The science they work with is different from what is used today.

The chemical herbicide industry makes $35 billion a year. Synthetic herbicides.

The science the Sands duo are working on is taking herbicide-resistant weeds and using plant biology and fungi to defeat them. Something the two piloted in Kenya, Africa.

“It is very important to understand where the farmers come from. The product developed there is therefore Human Centered Design. Women farmers, smallholders plant with their hands. We had to find a way to distribute this product that would work with them. We will do the same when developing products in the United States,” said Klara.

The research the two found in Kenya focuses on food security in developing countries.

What it can do for farmers in the United States is fight evolution with evolution.

“…let’s let the fungus do what it’s been doing for a million years,” explained Dr. Sands, “Just rely on the fungus, on its own biology, and give it a little boost. This is new technology. It’s a new way of thinking and farmers love it.”

The insights and career of Dr. Sands as trainers extend well beyond his daughter’s company.

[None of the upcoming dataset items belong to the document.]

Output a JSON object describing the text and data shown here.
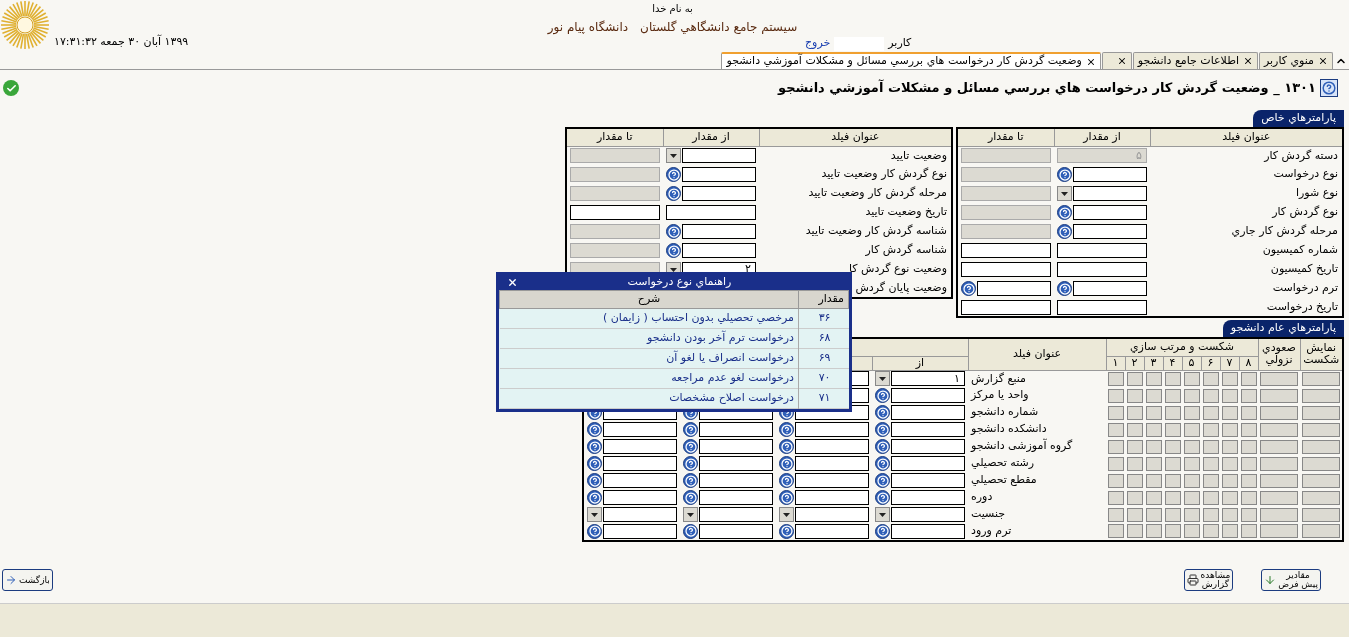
{
  "header": {
    "greeting": "به نام خدا",
    "system_name": "سیستم جامع دانشگاهي گلستان",
    "university": "دانشگاه پیام نور",
    "datetime": "۱۳۹۹ آبان ۳۰ جمعه ۱۷:۳۱:۳۲",
    "user_label": "کاربر",
    "logout": "خروج"
  },
  "tabs": [
    {
      "label": "منوي کاربر",
      "selected": false
    },
    {
      "label": "اطلاعات جامع دانشجو",
      "selected": false
    },
    {
      "selected": false
    },
    {
      "label": "وضعیت گردش کار درخواست هاي بررسي مسائل و مشكلات آموزشي دانشجو",
      "selected": true
    }
  ],
  "page_title": "۱۳۰۱ _ وضعیت  گردش کار درخواست هاي بررسي مسائل و مشكلات آموزشي دانشجو",
  "special_params": {
    "label": "پارامترهاي خاص",
    "tables": [
      {
        "columns": [
          "عنوان فیلد",
          "از مقدار",
          "تا مقدار"
        ],
        "rows": [
          {
            "title": "دسته گردش کار",
            "from": {
              "kind": "text",
              "disabled": true,
              "value": "۵"
            },
            "to": {
              "kind": "text",
              "disabled": true
            }
          },
          {
            "title": "نوع درخواست",
            "from": {
              "kind": "lookup",
              "disabled": false
            },
            "to": {
              "kind": "text",
              "disabled": true
            }
          },
          {
            "title": "نوع شورا",
            "from": {
              "kind": "dropdown",
              "disabled": false
            },
            "to": {
              "kind": "text",
              "disabled": true
            }
          },
          {
            "title": "نوع گردش کار",
            "from": {
              "kind": "lookup",
              "disabled": false
            },
            "to": {
              "kind": "text",
              "disabled": true
            }
          },
          {
            "title": "مرحله گردش کار جاري",
            "from": {
              "kind": "lookup",
              "disabled": false
            },
            "to": {
              "kind": "text",
              "disabled": true
            }
          },
          {
            "title": "شماره کمیسیون",
            "from": {
              "kind": "text",
              "disabled": false
            },
            "to": {
              "kind": "text",
              "disabled": false
            }
          },
          {
            "title": "تاریخ کمیسیون",
            "from": {
              "kind": "text",
              "disabled": false
            },
            "to": {
              "kind": "text",
              "disabled": false
            }
          },
          {
            "title": "ترم درخواست",
            "from": {
              "kind": "lookup",
              "disabled": false
            },
            "to": {
              "kind": "lookup",
              "disabled": false
            }
          },
          {
            "title": "تاریخ درخواست",
            "from": {
              "kind": "text",
              "disabled": false
            },
            "to": {
              "kind": "text",
              "disabled": false
            }
          }
        ]
      },
      {
        "columns": [
          "عنوان فیلد",
          "از مقدار",
          "تا مقدار"
        ],
        "rows": [
          {
            "title": "وضعیت تایید",
            "from": {
              "kind": "dropdown",
              "disabled": false
            },
            "to": {
              "kind": "text",
              "disabled": true
            }
          },
          {
            "title": "نوع گردش کار وضعیت تایید",
            "from": {
              "kind": "lookup",
              "disabled": false
            },
            "to": {
              "kind": "text",
              "disabled": true
            }
          },
          {
            "title": "مرحله گردش کار وضعیت تایید",
            "from": {
              "kind": "lookup",
              "disabled": false
            },
            "to": {
              "kind": "text",
              "disabled": true
            }
          },
          {
            "title": "تاریخ وضعیت تایید",
            "from": {
              "kind": "text",
              "disabled": false
            },
            "to": {
              "kind": "text",
              "disabled": false
            }
          },
          {
            "title": "شناسه گردش کار وضعیت تایید",
            "from": {
              "kind": "lookup",
              "disabled": false
            },
            "to": {
              "kind": "text",
              "disabled": true
            }
          },
          {
            "title": "شناسه گردش کار",
            "from": {
              "kind": "lookup",
              "disabled": false
            },
            "to": {
              "kind": "text",
              "disabled": true
            }
          },
          {
            "title": "وضعیت نوع گردش کا",
            "from": {
              "kind": "dropdown",
              "disabled": false,
              "value": "۲"
            },
            "to": {
              "kind": "text",
              "disabled": true
            }
          },
          {
            "title": "وضعیت پایان گردش"
          }
        ]
      }
    ]
  },
  "general_params": {
    "label": "پارامترهاي عام دانشجو",
    "show_column": "نمایش شکست",
    "sort_column": "صعودي نزولي",
    "break_group": "شکست و مرتب سازي",
    "break_columns": [
      "۸",
      "۷",
      "۶",
      "۵",
      "۴",
      "۳",
      "۲",
      "۱"
    ],
    "field_column": "عنوان فیلد",
    "from_column": "از",
    "rows": [
      {
        "title": "منبع گزارش",
        "kind": "dropdown",
        "value": "۱"
      },
      {
        "title": "واحد یا مرکز",
        "kind": "lookup"
      },
      {
        "title": "شماره دانشجو",
        "kind": "lookup"
      },
      {
        "title": "دانشکده دانشجو",
        "kind": "lookup"
      },
      {
        "title": "گروه آموزشی دانشجو",
        "kind": "lookup"
      },
      {
        "title": "رشته تحصیلي",
        "kind": "lookup"
      },
      {
        "title": "مقطع تحصیلي",
        "kind": "lookup"
      },
      {
        "title": "دوره",
        "kind": "lookup"
      },
      {
        "title": "جنسیت",
        "kind": "dropdown"
      },
      {
        "title": "ترم ورود",
        "kind": "lookup"
      }
    ]
  },
  "popup": {
    "title": "راهنماي نوع درخواست",
    "columns": [
      "مقدار",
      "شرح"
    ],
    "rows": [
      {
        "code": "۳۶",
        "description": "مرخصي تحصیلي بدون احتساب ( زایمان )"
      },
      {
        "code": "۶۸",
        "description": "درخواست ترم آخر بودن دانشجو"
      },
      {
        "code": "۶۹",
        "description": "درخواست انصراف یا لغو آن"
      },
      {
        "code": "۷۰",
        "description": "درخواست لغو عدم مراجعه"
      },
      {
        "code": "۷۱",
        "description": "درخواست اصلاح مشخصات"
      }
    ]
  },
  "buttons": [
    {
      "kind": "defaults",
      "lines": [
        "مقادیر",
        "پیش فرض"
      ]
    },
    {
      "kind": "report",
      "lines": [
        "مشاهده",
        "گزارش"
      ]
    },
    {
      "kind": "back",
      "lines": [
        "بازگشت"
      ]
    }
  ]
}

Competing against Kuvu Bio Solutions is a former student, Morteza Hosseinnejad, co-founder of Aizy Tech. Hosseinnejad is a mechanical engineer who was encouraged by a friend to attend a lecture given by Dr. Sands to attend. After this experience, attending his course was a must.

“I would say he’s one of the reasons we’re here today because the classes he taught were amazing and he said, ‘Go out and do your research.'”

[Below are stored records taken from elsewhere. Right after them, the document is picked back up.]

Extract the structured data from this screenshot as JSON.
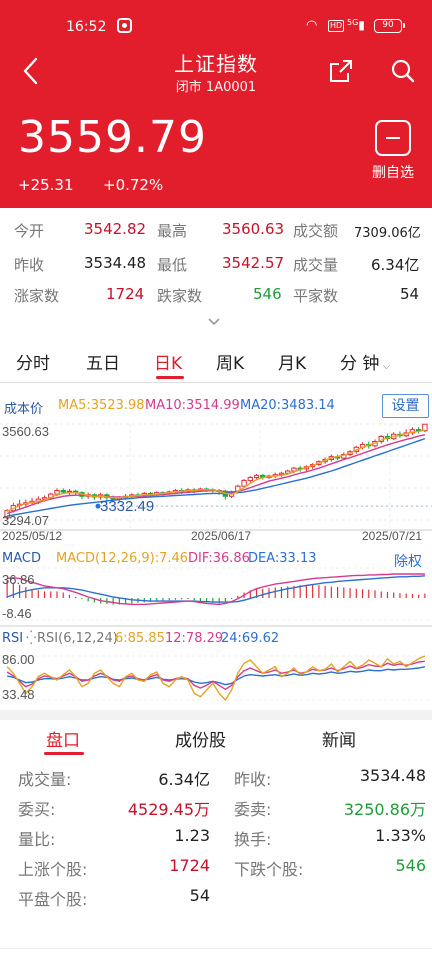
{
  "status_bar": {
    "time": "16:52",
    "network": "5G",
    "battery": "90"
  },
  "header": {
    "title": "上证指数",
    "subtitle": "闭市 1A0001",
    "price": "3559.79",
    "change": "+25.31",
    "change_pct": "+0.72%",
    "fav_label": "删自选"
  },
  "stats": [
    [
      {
        "label": "今开",
        "value": "3542.82",
        "color": "red"
      },
      {
        "label": "最高",
        "value": "3560.63",
        "color": "red"
      },
      {
        "label": "成交额",
        "value": "7309.06亿",
        "color": "dark"
      }
    ],
    [
      {
        "label": "昨收",
        "value": "3534.48",
        "color": "dark"
      },
      {
        "label": "最低",
        "value": "3542.57",
        "color": "red"
      },
      {
        "label": "成交量",
        "value": "6.34亿",
        "color": "dark"
      }
    ],
    [
      {
        "label": "涨家数",
        "value": "1724",
        "color": "red"
      },
      {
        "label": "跌家数",
        "value": "546",
        "color": "green"
      },
      {
        "label": "平家数",
        "value": "54",
        "color": "dark"
      }
    ]
  ],
  "period_tabs": {
    "items": [
      "分时",
      "五日",
      "日K",
      "周K",
      "月K",
      "分 钟"
    ],
    "active": 2
  },
  "ma_bar": {
    "label": "成本价",
    "ma5": "MA5:3523.98",
    "ma10": "MA10:3514.99",
    "ma20": "MA20:3483.14",
    "settings": "设置"
  },
  "macd": {
    "label": "MACD",
    "params": "MACD(12,26,9):7.46",
    "dif": "DIF:36.86",
    "dea": "DEA:33.13",
    "fq": "除权",
    "top": "36.86",
    "bottom": "-8.46"
  },
  "rsi": {
    "label": "RSI",
    "params": "RSI(6,12,24)",
    "r6": "6:85.85",
    "r12": "12:78.29",
    "r24": "24:69.62",
    "top": "86.00",
    "bottom": "33.48"
  },
  "colors": {
    "brand_red": "#e21d2c",
    "up": "#e0303c",
    "down": "#19a83a",
    "ma5": "#e4a323",
    "ma10": "#d53c8d",
    "ma20": "#2c6fd0"
  },
  "chart_data": {
    "type": "candlestick",
    "x_labels": [
      "2025/05/12",
      "2025/06/17",
      "2025/07/21"
    ],
    "y_max_label": "3560.63",
    "y_min_label": "3294.07",
    "ylim": [
      3294.07,
      3560.63
    ],
    "cost_price": "3332.49",
    "candles": [
      [
        3300,
        3320,
        3296,
        3324
      ],
      [
        3320,
        3334,
        3315,
        3342
      ],
      [
        3334,
        3338,
        3326,
        3350
      ],
      [
        3338,
        3342,
        3330,
        3351
      ],
      [
        3342,
        3346,
        3335,
        3356
      ],
      [
        3346,
        3352,
        3338,
        3360
      ],
      [
        3352,
        3356,
        3345,
        3362
      ],
      [
        3356,
        3366,
        3350,
        3370
      ],
      [
        3366,
        3376,
        3360,
        3382
      ],
      [
        3376,
        3372,
        3366,
        3382
      ],
      [
        3372,
        3374,
        3364,
        3380
      ],
      [
        3374,
        3370,
        3362,
        3378
      ],
      [
        3370,
        3360,
        3352,
        3374
      ],
      [
        3360,
        3364,
        3353,
        3370
      ],
      [
        3364,
        3358,
        3350,
        3368
      ],
      [
        3358,
        3364,
        3350,
        3370
      ],
      [
        3364,
        3356,
        3348,
        3368
      ],
      [
        3356,
        3352,
        3344,
        3362
      ],
      [
        3352,
        3356,
        3346,
        3360
      ],
      [
        3356,
        3360,
        3350,
        3366
      ],
      [
        3360,
        3364,
        3354,
        3368
      ],
      [
        3364,
        3362,
        3356,
        3370
      ],
      [
        3362,
        3368,
        3358,
        3372
      ],
      [
        3368,
        3364,
        3358,
        3372
      ],
      [
        3364,
        3370,
        3360,
        3374
      ],
      [
        3370,
        3368,
        3362,
        3374
      ],
      [
        3368,
        3372,
        3364,
        3376
      ],
      [
        3372,
        3376,
        3368,
        3380
      ],
      [
        3376,
        3374,
        3366,
        3382
      ],
      [
        3374,
        3378,
        3370,
        3382
      ],
      [
        3378,
        3376,
        3368,
        3382
      ],
      [
        3376,
        3380,
        3372,
        3384
      ],
      [
        3380,
        3378,
        3372,
        3384
      ],
      [
        3378,
        3376,
        3370,
        3382
      ],
      [
        3376,
        3374,
        3364,
        3380
      ],
      [
        3374,
        3360,
        3350,
        3378
      ],
      [
        3360,
        3372,
        3355,
        3376
      ],
      [
        3372,
        3388,
        3370,
        3392
      ],
      [
        3388,
        3404,
        3384,
        3408
      ],
      [
        3404,
        3412,
        3398,
        3416
      ],
      [
        3412,
        3418,
        3406,
        3422
      ],
      [
        3418,
        3412,
        3406,
        3422
      ],
      [
        3412,
        3416,
        3408,
        3420
      ],
      [
        3416,
        3420,
        3410,
        3426
      ],
      [
        3420,
        3424,
        3414,
        3428
      ],
      [
        3424,
        3430,
        3420,
        3434
      ],
      [
        3430,
        3438,
        3424,
        3442
      ],
      [
        3438,
        3436,
        3428,
        3444
      ],
      [
        3436,
        3442,
        3430,
        3446
      ],
      [
        3442,
        3448,
        3436,
        3452
      ],
      [
        3448,
        3456,
        3444,
        3460
      ],
      [
        3456,
        3462,
        3450,
        3468
      ],
      [
        3462,
        3470,
        3456,
        3476
      ],
      [
        3470,
        3466,
        3460,
        3476
      ],
      [
        3466,
        3476,
        3462,
        3482
      ],
      [
        3476,
        3484,
        3472,
        3488
      ],
      [
        3484,
        3496,
        3478,
        3500
      ],
      [
        3496,
        3504,
        3490,
        3510
      ],
      [
        3504,
        3500,
        3492,
        3512
      ],
      [
        3500,
        3512,
        3496,
        3518
      ],
      [
        3512,
        3526,
        3506,
        3530
      ],
      [
        3526,
        3520,
        3512,
        3534
      ],
      [
        3520,
        3532,
        3516,
        3538
      ],
      [
        3532,
        3528,
        3522,
        3540
      ],
      [
        3528,
        3536,
        3524,
        3546
      ],
      [
        3536,
        3545,
        3530,
        3552
      ],
      [
        3545,
        3542,
        3534,
        3552
      ],
      [
        3542,
        3560,
        3538,
        3560
      ]
    ],
    "ma5": [
      3318,
      3326,
      3334,
      3340,
      3343,
      3346,
      3350,
      3356,
      3364,
      3368,
      3370,
      3370,
      3366,
      3362,
      3360,
      3360,
      3358,
      3356,
      3356,
      3358,
      3360,
      3362,
      3364,
      3364,
      3366,
      3368,
      3370,
      3372,
      3374,
      3376,
      3376,
      3378,
      3378,
      3378,
      3374,
      3368,
      3366,
      3372,
      3384,
      3396,
      3406,
      3412,
      3414,
      3416,
      3418,
      3422,
      3428,
      3434,
      3440,
      3446,
      3452,
      3460,
      3466,
      3470,
      3474,
      3480,
      3488,
      3496,
      3502,
      3508,
      3516,
      3522,
      3526,
      3530,
      3534,
      3538,
      3540,
      3544
    ],
    "ma10": [
      3312,
      3318,
      3324,
      3330,
      3336,
      3342,
      3348,
      3352,
      3356,
      3360,
      3362,
      3363,
      3363,
      3362,
      3361,
      3360,
      3359,
      3358,
      3358,
      3358,
      3359,
      3360,
      3361,
      3362,
      3364,
      3365,
      3366,
      3368,
      3370,
      3371,
      3372,
      3374,
      3375,
      3376,
      3375,
      3373,
      3372,
      3374,
      3378,
      3384,
      3390,
      3396,
      3402,
      3406,
      3410,
      3414,
      3419,
      3424,
      3428,
      3433,
      3438,
      3444,
      3450,
      3456,
      3462,
      3467,
      3473,
      3479,
      3485,
      3491,
      3497,
      3503,
      3508,
      3513,
      3518,
      3522,
      3527,
      3531
    ],
    "ma20": [
      3305,
      3308,
      3311,
      3314,
      3317,
      3320,
      3323,
      3326,
      3329,
      3332,
      3335,
      3337,
      3339,
      3341,
      3343,
      3345,
      3347,
      3349,
      3351,
      3353,
      3354,
      3356,
      3357,
      3358,
      3359,
      3360,
      3361,
      3362,
      3363,
      3364,
      3365,
      3366,
      3367,
      3368,
      3368,
      3368,
      3369,
      3370,
      3372,
      3375,
      3378,
      3382,
      3386,
      3390,
      3394,
      3398,
      3402,
      3406,
      3410,
      3415,
      3420,
      3425,
      3430,
      3436,
      3442,
      3448,
      3454,
      3460,
      3466,
      3472,
      3478,
      3484,
      3490,
      3496,
      3502,
      3508,
      3514,
      3520
    ],
    "macd_bars": [
      0.8,
      0.7,
      0.6,
      0.5,
      0.4,
      0.35,
      0.3,
      0.3,
      0.3,
      0.25,
      0.15,
      0.05,
      -0.05,
      -0.15,
      -0.2,
      -0.25,
      -0.28,
      -0.3,
      -0.3,
      -0.28,
      -0.25,
      -0.22,
      -0.2,
      -0.18,
      -0.15,
      -0.12,
      -0.1,
      -0.08,
      -0.06,
      -0.05,
      -0.1,
      -0.15,
      -0.2,
      -0.22,
      -0.25,
      -0.15,
      -0.05,
      0.1,
      0.25,
      0.35,
      0.4,
      0.42,
      0.45,
      0.48,
      0.5,
      0.52,
      0.55,
      0.58,
      0.6,
      0.6,
      0.58,
      0.55,
      0.52,
      0.5,
      0.48,
      0.45,
      0.42,
      0.4,
      0.38,
      0.35,
      0.3,
      0.28,
      0.25,
      0.22,
      0.2,
      0.18,
      0.15,
      0.2
    ],
    "dif": [
      0.9,
      0.92,
      0.9,
      0.86,
      0.82,
      0.78,
      0.74,
      0.72,
      0.7,
      0.68,
      0.64,
      0.6,
      0.55,
      0.5,
      0.46,
      0.42,
      0.4,
      0.38,
      0.36,
      0.35,
      0.34,
      0.34,
      0.34,
      0.35,
      0.36,
      0.37,
      0.38,
      0.39,
      0.4,
      0.41,
      0.4,
      0.38,
      0.36,
      0.35,
      0.34,
      0.36,
      0.4,
      0.46,
      0.54,
      0.62,
      0.68,
      0.72,
      0.75,
      0.78,
      0.8,
      0.82,
      0.84,
      0.86,
      0.88,
      0.9,
      0.91,
      0.92,
      0.93,
      0.94,
      0.95,
      0.96,
      0.97,
      0.97,
      0.98,
      0.98,
      0.99,
      0.99,
      1.0,
      1.0,
      1.0,
      1.0,
      1.0,
      1.0
    ],
    "dea": [
      0.5,
      0.55,
      0.6,
      0.63,
      0.66,
      0.68,
      0.7,
      0.7,
      0.7,
      0.7,
      0.69,
      0.67,
      0.65,
      0.62,
      0.59,
      0.56,
      0.53,
      0.5,
      0.48,
      0.46,
      0.44,
      0.43,
      0.42,
      0.41,
      0.41,
      0.41,
      0.41,
      0.41,
      0.41,
      0.41,
      0.41,
      0.4,
      0.4,
      0.39,
      0.39,
      0.39,
      0.39,
      0.4,
      0.43,
      0.47,
      0.51,
      0.55,
      0.59,
      0.62,
      0.65,
      0.68,
      0.7,
      0.73,
      0.75,
      0.77,
      0.79,
      0.81,
      0.82,
      0.84,
      0.85,
      0.86,
      0.87,
      0.88,
      0.89,
      0.9,
      0.91,
      0.92,
      0.93,
      0.94,
      0.94,
      0.95,
      0.95,
      0.96
    ],
    "rsi6": [
      70,
      60,
      45,
      30,
      40,
      55,
      60,
      55,
      50,
      58,
      65,
      55,
      40,
      45,
      60,
      65,
      55,
      45,
      40,
      55,
      60,
      50,
      48,
      58,
      62,
      45,
      40,
      50,
      55,
      50,
      30,
      25,
      35,
      45,
      30,
      20,
      35,
      60,
      75,
      80,
      70,
      60,
      65,
      70,
      55,
      60,
      68,
      58,
      62,
      70,
      64,
      66,
      74,
      62,
      70,
      78,
      68,
      72,
      80,
      75,
      70,
      82,
      74,
      78,
      70,
      76,
      82,
      86
    ],
    "rsi12": [
      62,
      56,
      48,
      40,
      44,
      52,
      56,
      54,
      52,
      56,
      60,
      55,
      48,
      50,
      56,
      60,
      56,
      50,
      48,
      54,
      56,
      52,
      50,
      55,
      58,
      50,
      48,
      52,
      54,
      52,
      42,
      38,
      42,
      48,
      42,
      36,
      42,
      55,
      64,
      68,
      64,
      60,
      62,
      65,
      60,
      62,
      65,
      60,
      62,
      66,
      64,
      65,
      68,
      64,
      67,
      71,
      67,
      69,
      73,
      71,
      70,
      75,
      72,
      74,
      72,
      74,
      77,
      78
    ],
    "rsi24": [
      56,
      54,
      50,
      46,
      47,
      50,
      52,
      52,
      51,
      53,
      55,
      53,
      50,
      50,
      53,
      55,
      54,
      51,
      50,
      52,
      53,
      51,
      50,
      52,
      54,
      51,
      50,
      51,
      52,
      51,
      47,
      45,
      46,
      48,
      46,
      43,
      45,
      51,
      56,
      58,
      57,
      56,
      57,
      58,
      56,
      57,
      59,
      57,
      58,
      60,
      59,
      60,
      62,
      60,
      61,
      63,
      62,
      63,
      65,
      64,
      64,
      66,
      65,
      66,
      66,
      67,
      68,
      70
    ]
  },
  "bottom_tabs": {
    "items": [
      "盘口",
      "成份股",
      "新闻"
    ],
    "active": 0
  },
  "details": [
    [
      {
        "label": "成交量:",
        "value": "6.34亿",
        "color": "dark"
      },
      {
        "label": "昨收:",
        "value": "3534.48",
        "color": "dark"
      }
    ],
    [
      {
        "label": "委买:",
        "value": "4529.45万",
        "color": "red"
      },
      {
        "label": "委卖:",
        "value": "3250.86万",
        "color": "green"
      }
    ],
    [
      {
        "label": "量比:",
        "value": "1.23",
        "color": "dark"
      },
      {
        "label": "换手:",
        "value": "1.33%",
        "color": "dark"
      }
    ],
    [
      {
        "label": "上涨个股:",
        "value": "1724",
        "color": "red"
      },
      {
        "label": "下跌个股:",
        "value": "546",
        "color": "green"
      }
    ],
    [
      {
        "label": "平盘个股:",
        "value": "54",
        "color": "dark"
      }
    ]
  ]
}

She inspired his students and daughter, and along with the others, delivered the 60-second elevator pitch. The results showed that Kuvu Bio Solutions did not end up in the money.

Experience itself is what scientists needed to advance into the future.

“We also have some really big things in the pipeline for the Kenya project. All of that will lead to more success because these are global agri-tech awards,” Claire shared.

Great feedback and some crowd favorites who understood the innovation.

Third prize went to 406 Agronomy for its Augmenta technology, which received $10,000.

In second place was receiving $15,000 Aiz Tech for its Whitehawk drone and robotics technology.

The grand prize of $25,000 went to Montana State University for their research into durum wheat.

The Sands duo have developed a closer relationship through their studies and Africa and started a new program. Despite the outcome of his elevator pitch, the effort to change is the most valuable.

“I’m proud of her because she’s trying to do something that has never been done before. I am with her whether she succeeds or not.”

Visit for Kuvu Bio Solutions’ African research project.

Questions or comments about this article? Email the reporter at [email protected].